After getting permission from his doctors to return to the team and to travel with the Orioles when they go on the road, Hendricks will officially resume his duties as bullpen coach in tomorrow's series opener with the Kansas City Royals. Yesterday, he just returned to speak to the media and get the "feel back of the clubhouse."
"The guys in the clubhouse and on staff are really glad to see him," said Orioles manager Lee Mazzilli, who jokingly reminded Hendricks that the Orioles won eight straight at one point while he was gone. "He'll be here a long time after we're all gone. He's a special person to all of us."
Steve McCatty, who has served as bullpen coach in Hendricks' absence, will return to Triple-A Ottawa, where he is the pitching coach.
Hendricks began his talk with reporters by reeling off several people whom he wanted to thank. Among those were Orioles owner Peter G. Angelos, who chartered a plane to return Hendricks to Baltimore six days after he was hospitalized; Orioles vice president Mike Flanagan, who was on the plane to pick him up; and several current and former teammates, like Brooks and Frank Robinson, Boog Powell and Earl Weaver, who provided almost daily phone calls.
Hendricks said he was especially motivated by a phone call from former teammate Moe Drabowsky, who has cancer.

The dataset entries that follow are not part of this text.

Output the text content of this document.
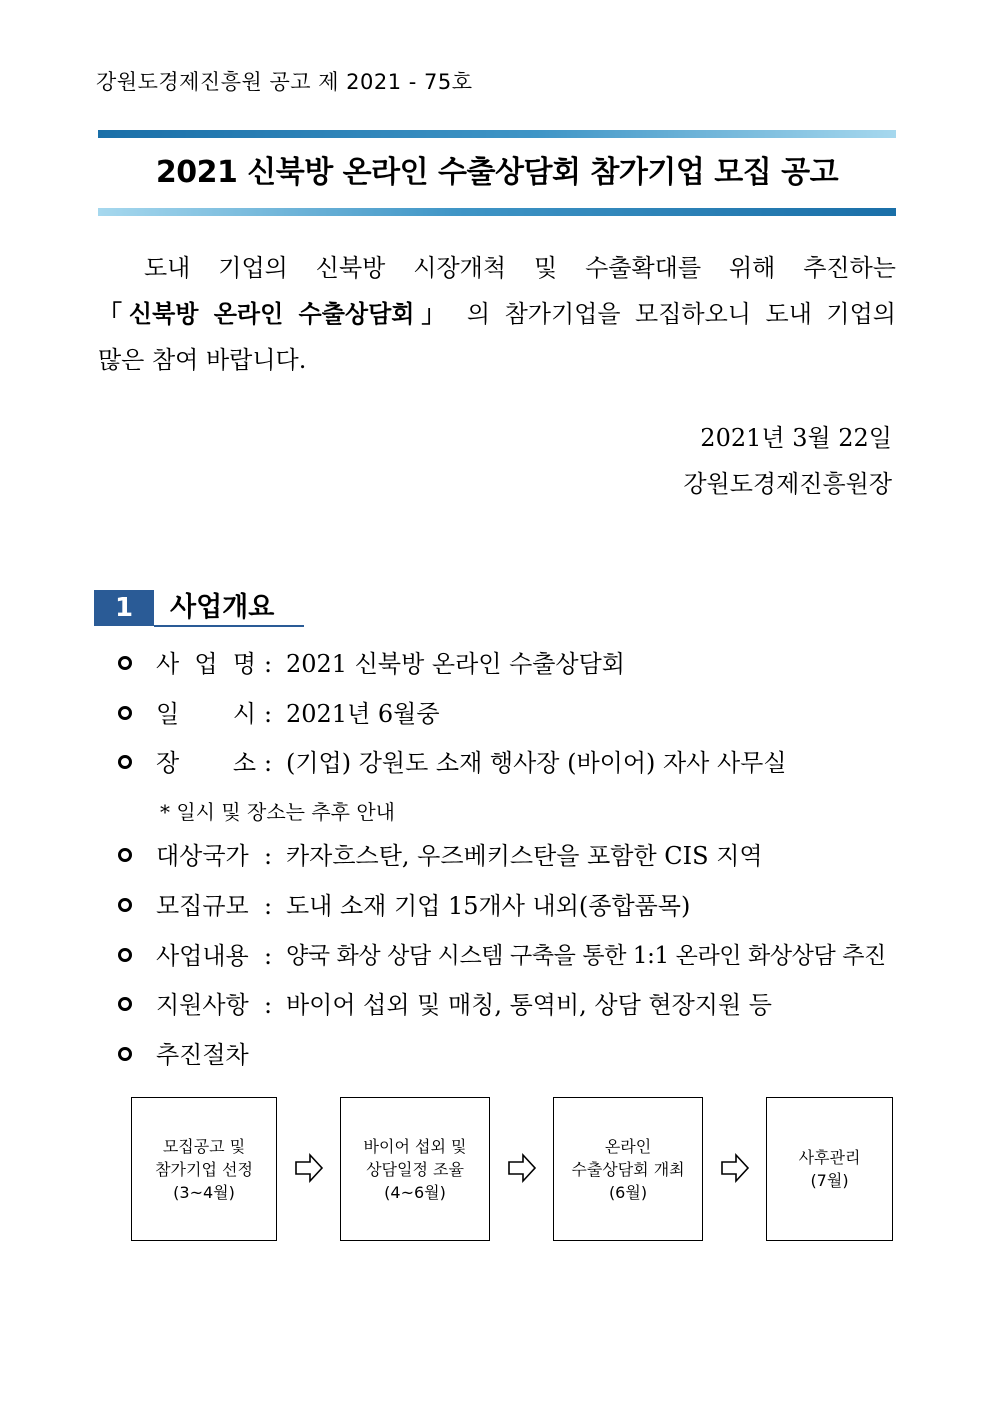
강원도경제진흥원 공고 제 2021 - 75호
2021 신북방 온라인 수출상담회 참가기업 모집 공고
도내 기업의 신북방 시장개척 및 수출확대를 위해 추진하는
「신북방 온라인 수출상담회」 의 참가기업을 모집하오니 도내 기업의
많은 참여 바랍니다.
2021년 3월 22일
강원도경제진흥원장
1	사업개요
사 업 명 : 2021 신북방 온라인 수출상담회
일 시 : 2021년 6월중
장 소 : (기업) 강원도 소재 행사장 (바이어) 자사 사무실
* 일시 및 장소는 추후 안내
대상국가 : 카자흐스탄, 우즈베키스탄을 포함한 CIS 지역
모집규모 : 도내 소재 기업 15개사 내외(종합품목)
사업내용 : 양국 화상 상담 시스템 구축을 통한 1:1 온라인 화상상담 추진
지원사항 : 바이어 섭외 및 매칭, 통역비, 상담 현장지원 등
추진절차
모집공고 및
참가기업 선정
(3~4월)
바이어 섭외 및
상담일정 조율
(4~6월)
온라인
수출상담회 개최
(6월)
사후관리
(7월)
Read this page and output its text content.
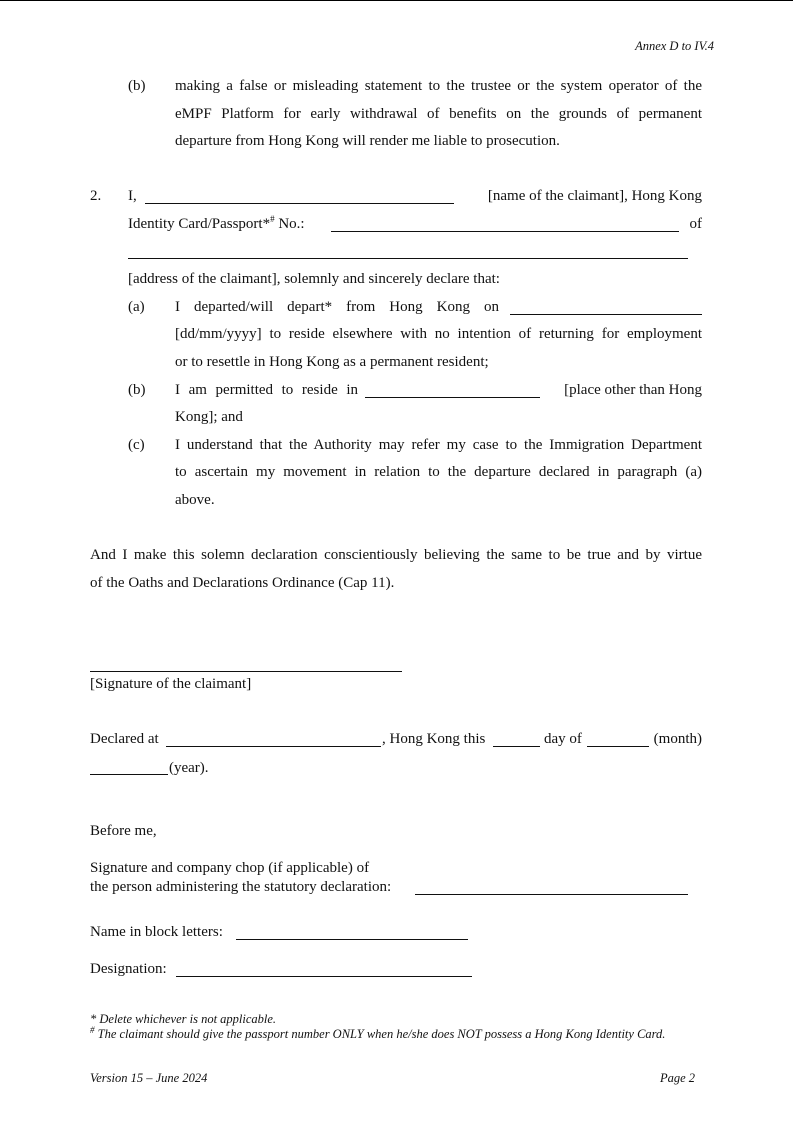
Annex D to IV.4
(b) making a false or misleading statement to the trustee or the system operator of the
eMPF Platform for early withdrawal of benefits on the grounds of permanent
departure from Hong Kong will render me liable to prosecution.
2. I,	[name of the claimant], Hong Kong
Identity Card/Passport*# No.:	of
[address of the claimant], solemnly and sincerely declare that:
(a) I departed/will depart* from Hong Kong on
[dd/mm/yyyy] to reside elsewhere with no intention of returning for employment
or to resettle in Hong Kong as a permanent resident;
(b) I am permitted to reside in	[place other than Hong
Kong]; and
(c) I understand that the Authority may refer my case to the Immigration Department
to ascertain my movement in relation to the departure declared in paragraph (a)
above.
And I make this solemn declaration conscientiously believing the same to be true and by virtue
of the Oaths and Declarations Ordinance (Cap 11).
[Signature of the claimant]
Declared at	, Hong Kong this	day of	(month)
(year).
Before me,
Signature and company chop (if applicable) of
the person administering the statutory declaration:
Name in block letters:
Designation:
* Delete whichever is not applicable.
# The claimant should give the passport number ONLY when he/she does NOT possess a Hong Kong Identity Card.
Version 15 – June 2024	Page 2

"He's been going through a great ordeal for the last four, five years and here I am, three, four weeks prior to this and I am trying to cheer him up," said Hendricks. "And here he is on the phone, telling me, `Hey, you are going to be fine.'"
However, Hendricks saved his biggest thanks for Orioles head trainer Richie Bancells, who noticed symptoms of a stroke when Hendricks went to the training room after the final game against the Devil Rays and quickly rushed him to a local hospital. During the ninth inning in the bullpen, Hendricks said he couldn't communicate that he needed help.
He also said he wanted to join the Orioles on their flight back to Baltimore, but his instincts told him to go see Bancells.
"Richie probably single-handedly saved my life," said Hendricks. "I am indebted to him. He got me [to the hospital] in the nick of time.
"I just thought when I was in the hospital, how many people have died because they didn't get to the hospital on time. ... How lucky I was that I got there in time and got the right treatment."
Pitcher on way out?
Mazzilli said he has had discussions with executive vice president Jim Beattie and Flanagan about dropping from 12 to 11 pitchers, but no decision has been made. Reliever Rick Bauer has not pitched since April 20 and lefty John Parrish pitched Monday night for the first time since April 20.
"We talk about things every day, what we want to do," said Mazzilli. "Every day, Jim, Mike and I speak about how you want to tweak a team up, whether it's adding or subtracting players. That's just an everyday occurrence, but I don't know what it's going to lead to yet."
Rafael Palmeiro's second-inning single yesterday was his 2,942nd hit, tying Frank Robinson for 28th place on baseball's all-time hit list.